Sunday, December 7, 2008

Ludwig Museum



Dóra Maurer is one of the major figures in the Hungarian art scene since the 1970s, both through her art and her influence as a professor of the Hungarian Fine Arts Academy. This retrospective exhibition begins with works from the early seventies, drawing on the influences of conceptualism and geometric composition. By presenting entire series wherever possible, the show aims to demonstrate how versatility of form and seriality that has informed Dóra Maurer's work. In addition to her initial printed graphics, she has worked with photography and materials found in nature (branches, hair, etc.). Maurer has been also involved in action art and work bordering on body art and feminism, as well as painting. 

The tendencies and themes running through her work are clearly apparent from the works in the exhibition: from conceptual photography through quasi-images of standard colours and works created through processes of shifting and distortion or virtual spatial inversion of frontally-conceived surfaces, to the curving of the plane.
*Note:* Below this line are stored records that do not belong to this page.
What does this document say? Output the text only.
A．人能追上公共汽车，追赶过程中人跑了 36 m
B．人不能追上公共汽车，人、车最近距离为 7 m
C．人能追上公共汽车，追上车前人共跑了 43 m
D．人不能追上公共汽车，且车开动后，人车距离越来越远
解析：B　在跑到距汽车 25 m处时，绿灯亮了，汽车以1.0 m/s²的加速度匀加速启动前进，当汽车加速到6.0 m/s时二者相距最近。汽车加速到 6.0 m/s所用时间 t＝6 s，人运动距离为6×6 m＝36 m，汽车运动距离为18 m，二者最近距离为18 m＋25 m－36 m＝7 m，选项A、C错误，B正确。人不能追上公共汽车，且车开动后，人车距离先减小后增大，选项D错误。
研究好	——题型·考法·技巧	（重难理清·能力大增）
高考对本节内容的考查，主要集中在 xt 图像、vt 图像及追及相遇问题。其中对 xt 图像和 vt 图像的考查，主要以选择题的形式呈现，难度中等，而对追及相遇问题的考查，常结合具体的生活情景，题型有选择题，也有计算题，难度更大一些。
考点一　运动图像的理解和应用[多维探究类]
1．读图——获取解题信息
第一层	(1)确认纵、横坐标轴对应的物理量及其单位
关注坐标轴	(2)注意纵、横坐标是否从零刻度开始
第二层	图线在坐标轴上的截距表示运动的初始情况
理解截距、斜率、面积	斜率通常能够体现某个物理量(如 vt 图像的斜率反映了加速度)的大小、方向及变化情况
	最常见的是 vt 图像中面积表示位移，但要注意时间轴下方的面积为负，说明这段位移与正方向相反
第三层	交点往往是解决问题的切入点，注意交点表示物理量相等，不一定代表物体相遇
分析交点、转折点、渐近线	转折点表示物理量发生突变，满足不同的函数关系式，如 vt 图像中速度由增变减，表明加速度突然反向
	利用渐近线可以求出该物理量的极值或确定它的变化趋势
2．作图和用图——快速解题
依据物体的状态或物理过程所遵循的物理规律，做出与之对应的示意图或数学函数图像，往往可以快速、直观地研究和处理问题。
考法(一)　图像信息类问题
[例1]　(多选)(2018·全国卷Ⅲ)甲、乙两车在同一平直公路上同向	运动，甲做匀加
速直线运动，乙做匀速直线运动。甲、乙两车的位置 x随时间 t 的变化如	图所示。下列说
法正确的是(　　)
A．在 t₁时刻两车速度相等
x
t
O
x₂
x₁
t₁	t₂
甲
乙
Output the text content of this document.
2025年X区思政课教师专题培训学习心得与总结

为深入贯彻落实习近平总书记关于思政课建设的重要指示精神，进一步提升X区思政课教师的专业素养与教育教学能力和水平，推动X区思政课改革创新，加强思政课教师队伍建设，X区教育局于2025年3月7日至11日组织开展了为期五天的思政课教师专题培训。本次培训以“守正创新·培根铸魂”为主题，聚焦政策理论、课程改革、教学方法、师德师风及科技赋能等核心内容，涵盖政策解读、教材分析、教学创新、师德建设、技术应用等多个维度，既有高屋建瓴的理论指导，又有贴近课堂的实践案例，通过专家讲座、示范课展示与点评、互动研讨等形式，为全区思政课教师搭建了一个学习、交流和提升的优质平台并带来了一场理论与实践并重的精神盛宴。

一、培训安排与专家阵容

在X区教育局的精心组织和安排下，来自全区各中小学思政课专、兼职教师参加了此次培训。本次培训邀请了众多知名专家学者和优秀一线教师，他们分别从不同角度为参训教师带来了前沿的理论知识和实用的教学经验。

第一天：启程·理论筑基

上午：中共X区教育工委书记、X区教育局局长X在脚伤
In another direction, the exhibition traces how the standard colours initially used by Maurer have transformed and taken on new life, culminating in 
Overlappings, a recent group of works exploring colour perception itself.

One of the rooms presents a mural, as a re-enactment of her 1982 work made in the Buchberg Castle, Austria. The space painted in the artist's standard colours is lit by differently coloured lights, meant as a study of human colour perception, demonstrating how colours change with the changes of light. 

The exhibition also features Dóra Maurer's film and video works from 1973 to 1996 in the form of a "video library". 

Accompanying Dóra Maurer's exhibition, a bilingual catalogue has been published in German and Hungarian, including texts by Dieter Honisch and Dieter Bogner, an interview with the artist, as well as a study by art historian Judit Király, analysing Dóra Maurer's works from a mathematical perspective. The book concludes with a comprehensive catalogue based on the artist's original notes.